I've potentially logged more hours with LEGO blocks than any single game. As a kid, I had a LEGO room (sounds fancy, it was my dad's workshop) so I could sprawl out the full monorail city without any cats sitting on it. Constant threat.
Part of the devotion to LEGO was that it was infinitely expandable and let me live out my fantasy du jour: James Bond, Indiana Jones, Star Wars, shark aquarium owner, mergers & acquisitions tycoon, shark aquarium owner that's also a spy. I was an odd kid. But whatever my passion, however I wanted to play, whatever world I wanted to create, I had the literal building blocks to do it.
Games are normally narrower—a specific play style, a certain look and feel. Some, like the Sims or Minecraft, also let you build for you, but generally you still have to "play by their rules." It makes it harder to be a shark spy, or launch a spacecraft from city to Saturn. In my dusty LEGO room, I do it my way.
With the dawn of consumer-accessible AI, however, and tools like Epic's UEFN, I believe we're about to enter an era that not only changes professional game development, but opens the Pandora's box of limitless creativity for every gamer. One that will require some significant rethinking from devs, metaverse buildings, media, and brands.
I'm already using Midjourney and Stable Diffusion to illustrate my actual dreams, mock up my future house, and make all my article banners. So what's the natural next step?

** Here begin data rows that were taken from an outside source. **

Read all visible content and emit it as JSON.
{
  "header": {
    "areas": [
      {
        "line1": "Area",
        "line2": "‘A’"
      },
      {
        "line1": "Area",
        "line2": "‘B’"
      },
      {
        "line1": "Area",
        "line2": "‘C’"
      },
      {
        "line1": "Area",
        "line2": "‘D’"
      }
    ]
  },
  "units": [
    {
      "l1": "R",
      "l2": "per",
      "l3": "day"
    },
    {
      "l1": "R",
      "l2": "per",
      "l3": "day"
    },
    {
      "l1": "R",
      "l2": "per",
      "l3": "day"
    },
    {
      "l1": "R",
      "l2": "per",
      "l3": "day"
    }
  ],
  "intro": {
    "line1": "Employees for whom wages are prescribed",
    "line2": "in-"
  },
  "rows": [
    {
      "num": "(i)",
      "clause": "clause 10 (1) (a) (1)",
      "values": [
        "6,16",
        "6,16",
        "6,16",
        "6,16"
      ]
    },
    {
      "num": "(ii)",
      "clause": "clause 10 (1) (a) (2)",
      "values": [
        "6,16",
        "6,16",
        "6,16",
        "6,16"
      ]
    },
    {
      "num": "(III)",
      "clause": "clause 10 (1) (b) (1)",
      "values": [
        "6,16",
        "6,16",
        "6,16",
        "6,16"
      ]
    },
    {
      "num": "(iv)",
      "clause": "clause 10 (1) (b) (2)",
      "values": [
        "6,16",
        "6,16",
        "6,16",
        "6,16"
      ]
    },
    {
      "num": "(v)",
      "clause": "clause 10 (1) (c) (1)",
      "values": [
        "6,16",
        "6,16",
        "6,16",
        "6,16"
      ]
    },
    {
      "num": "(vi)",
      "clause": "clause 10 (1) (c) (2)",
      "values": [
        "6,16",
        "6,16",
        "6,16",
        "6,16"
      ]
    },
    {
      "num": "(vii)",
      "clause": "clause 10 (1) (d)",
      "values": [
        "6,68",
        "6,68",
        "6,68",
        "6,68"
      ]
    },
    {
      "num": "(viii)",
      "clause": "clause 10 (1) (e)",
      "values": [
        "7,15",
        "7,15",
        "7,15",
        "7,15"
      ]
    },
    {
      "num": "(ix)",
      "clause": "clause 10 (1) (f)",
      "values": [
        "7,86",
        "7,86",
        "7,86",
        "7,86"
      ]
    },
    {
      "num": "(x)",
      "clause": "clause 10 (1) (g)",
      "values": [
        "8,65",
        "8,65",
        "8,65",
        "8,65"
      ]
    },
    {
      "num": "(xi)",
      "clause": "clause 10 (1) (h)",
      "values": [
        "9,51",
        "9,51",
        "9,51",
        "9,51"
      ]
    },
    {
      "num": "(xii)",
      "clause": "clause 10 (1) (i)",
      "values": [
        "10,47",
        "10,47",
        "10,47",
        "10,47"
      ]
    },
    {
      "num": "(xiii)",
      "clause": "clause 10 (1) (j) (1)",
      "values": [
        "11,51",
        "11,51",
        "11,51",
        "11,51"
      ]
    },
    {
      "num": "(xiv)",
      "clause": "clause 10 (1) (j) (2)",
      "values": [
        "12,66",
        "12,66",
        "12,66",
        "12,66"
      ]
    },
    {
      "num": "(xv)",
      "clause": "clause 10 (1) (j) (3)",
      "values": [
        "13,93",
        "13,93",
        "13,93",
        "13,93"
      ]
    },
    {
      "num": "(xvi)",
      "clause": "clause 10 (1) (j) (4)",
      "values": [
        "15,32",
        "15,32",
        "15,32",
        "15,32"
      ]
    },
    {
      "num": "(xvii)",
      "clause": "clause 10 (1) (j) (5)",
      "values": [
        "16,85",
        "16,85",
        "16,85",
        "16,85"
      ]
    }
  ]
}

In addition to individuals being able to create their own unique universes to live out any desire, I think that AI and creator's tools will offer us the digital equivalent of the games my friends and I made up in the woods of Connecticut. Limited only to our imaginations.
And since we often talk about how gamers play where their friends are, how about if they and their friends can create whatever world they want to gather in? This presents new competition to the annual release cycles of certain popular games—why buy the new title when I can add its best components to my own game? I'm expecting a near future where hackathons pit teams against each other to build the best game most quickly:
Lore and story by OpenAI ChatGPT
Concept art by Midjourney
Game assets by Scenario
3D world by Blockade Labs
AI assisted development in UEFN, Roblox, and more to come
Some intrepid folks have already started down this path, building on the long history of modders, some of whom made it so I could keep playing the free demo of Starsiege Tribes as if it were the full game.

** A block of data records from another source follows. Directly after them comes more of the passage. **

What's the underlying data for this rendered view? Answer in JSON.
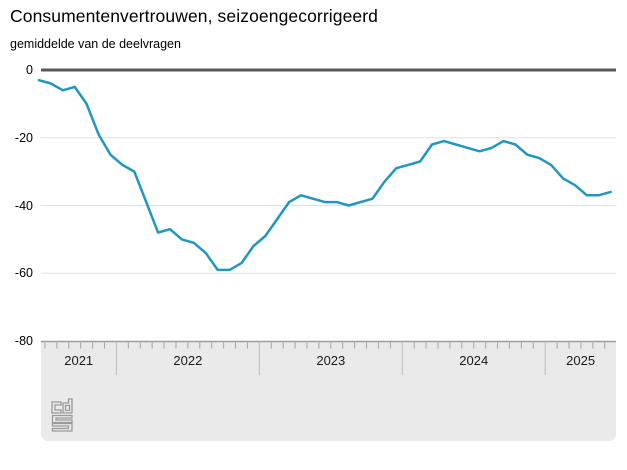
{
  "header": {
    "title": "Consumentenvertrouwen, seizoengecorrigeerd",
    "subtitle": "gemiddelde van de deelvragen"
  },
  "chart_data": {
    "type": "line",
    "title": "Consumentenvertrouwen, seizoengecorrigeerd",
    "subtitle": "gemiddelde van de deelvragen",
    "ylim": [
      -80,
      0
    ],
    "y_ticks": [
      "0",
      "-20",
      "-40",
      "-60",
      "-80"
    ],
    "grid": "horizontal, light gray, zero-line emphasized dark",
    "legend": "none",
    "x_year_labels": [
      "2021",
      "2022",
      "2023",
      "2024",
      "2025"
    ],
    "months_per_year_segment": [
      7,
      12,
      12,
      12,
      6
    ],
    "series": [
      {
        "name": "consumentenvertrouwen",
        "x": [
          "2021-06",
          "2021-07",
          "2021-08",
          "2021-09",
          "2021-10",
          "2021-11",
          "2021-12",
          "2022-01",
          "2022-02",
          "2022-03",
          "2022-04",
          "2022-05",
          "2022-06",
          "2022-07",
          "2022-08",
          "2022-09",
          "2022-10",
          "2022-11",
          "2022-12",
          "2023-01",
          "2023-02",
          "2023-03",
          "2023-04",
          "2023-05",
          "2023-06",
          "2023-07",
          "2023-08",
          "2023-09",
          "2023-10",
          "2023-11",
          "2023-12",
          "2024-01",
          "2024-02",
          "2024-03",
          "2024-04",
          "2024-05",
          "2024-06",
          "2024-07",
          "2024-08",
          "2024-09",
          "2024-10",
          "2024-11",
          "2024-12",
          "2025-01",
          "2025-02",
          "2025-03",
          "2025-04",
          "2025-05",
          "2025-06"
        ],
        "values": [
          -3,
          -4,
          -6,
          -5,
          -10,
          -19,
          -25,
          -28,
          -30,
          -39,
          -48,
          -47,
          -50,
          -51,
          -54,
          -59,
          -59,
          -57,
          -52,
          -49,
          -44,
          -39,
          -37,
          -38,
          -39,
          -39,
          -40,
          -39,
          -38,
          -33,
          -29,
          -28,
          -27,
          -22,
          -21,
          -22,
          -23,
          -24,
          -23,
          -21,
          -22,
          -25,
          -26,
          -28,
          -32,
          -34,
          -37,
          -37,
          -36
        ]
      }
    ]
  },
  "footer": {
    "logo": "cbs-logo"
  },
  "colors": {
    "line": "#2196be",
    "zero_line": "#58585a",
    "gridline": "#e0e0e0",
    "axis_panel_fill": "#eaeaea",
    "axis_panel_border": "#9d9d9d",
    "month_tick": "#a3a3a3",
    "year_separator": "#bdbdbd",
    "logo_gray": "#9a9a9a",
    "text": "#000000"
  }
}
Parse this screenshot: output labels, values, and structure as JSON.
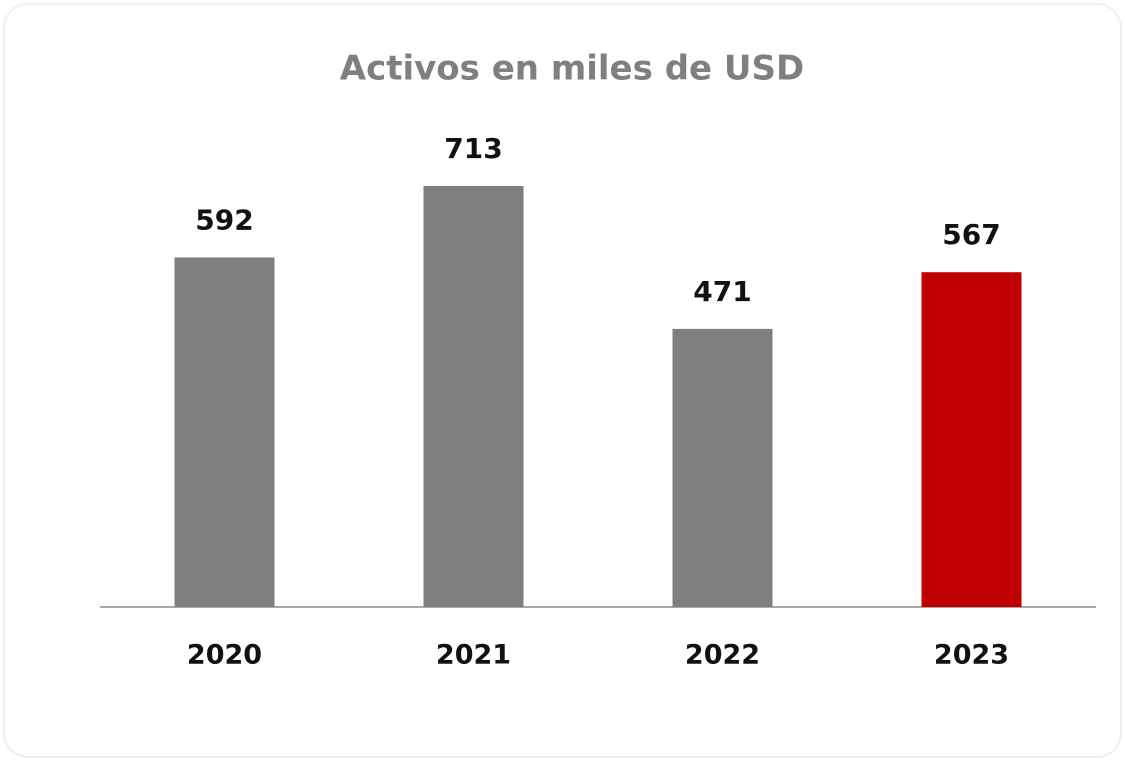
{
  "chart_data": {
    "type": "bar",
    "title": "Activos en miles de USD",
    "categories": [
      "2020",
      "2021",
      "2022",
      "2023"
    ],
    "values": [
      592,
      713,
      471,
      567
    ],
    "colors": [
      "#7f7f7f",
      "#7f7f7f",
      "#7f7f7f",
      "#c00000"
    ],
    "data_labels": true
  }
}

The trends of the past cement the fact that when given more creative control, players stick around. Roblox is going stronger than ever 17 years on, GTA Online remains a stalwart fixture after a decade. While some titles build for this maker's zone, other games keep going only because mods or players get their hands on them to build new experiences.
For the metaverse, I think the implications are huge. Metaverses won't be massive, vapid wastelands where developers top-down try to build experiences for the masses, but interconnected microverses built by ragtag groups of kids and friends upon dozens of different infrastructures. A pirate capture-the-flag island with school friends, zombie shooter survivalist commune with camp buds, a Marvel universe fan club with your Discord server. All with rules, physics, stories, economies, and visuals created by each group from scratch.
For game devs, I think this will raise the bar on quality significantly. Not everyone will opt for self-created experiences, but it's hard not to imagine a hardcore gamer clan rage quitting a match they feel is unfair and not then building their own skirmish arena with a NO HAX sign posted out front. The developers best equipped for this new world are the ones that integrate these tools natively sooner than later.
For brands and advertisers that want access to the planet's 3B players, the stakes will be raised. A more fragmented world makes it harder to know where your consumers are and when, and more challenging to ensure that the types of content there are brand-safe. But it also opens opportunities for native advertising that feels authentic: for example, REI sponsoring server costs for any game experience that involves vertical climbs or outdoor survival as long as their gear NFTs are integrated. It also intensifies the need for UGC infrastructure that can support branded content, and accelerates the benefits of brands and developers allowing their on-chain assets to be more seamlessly integrated (see the incredible Nike x EA announcement last week).
Even traditional media needs to take note. Given the option between paying to see Avatar or my friends and I filming our own underwater blue epic with a better script inside an even better-looking 3D world, I know what I'll do. Though studios that recognize the creative potential as well as the engagement benefits of interactive storytelling could unleash entirely new categories of film and TV.
We're on the very precipice of this new landscape, but given the speed with which AI is already feeling tangible to everyday consumers, and infiltrating existing toolsets, I think we're poised to see more and more control handed over to audiences to choose their own adventures, and actually create them. And I'm ready to build.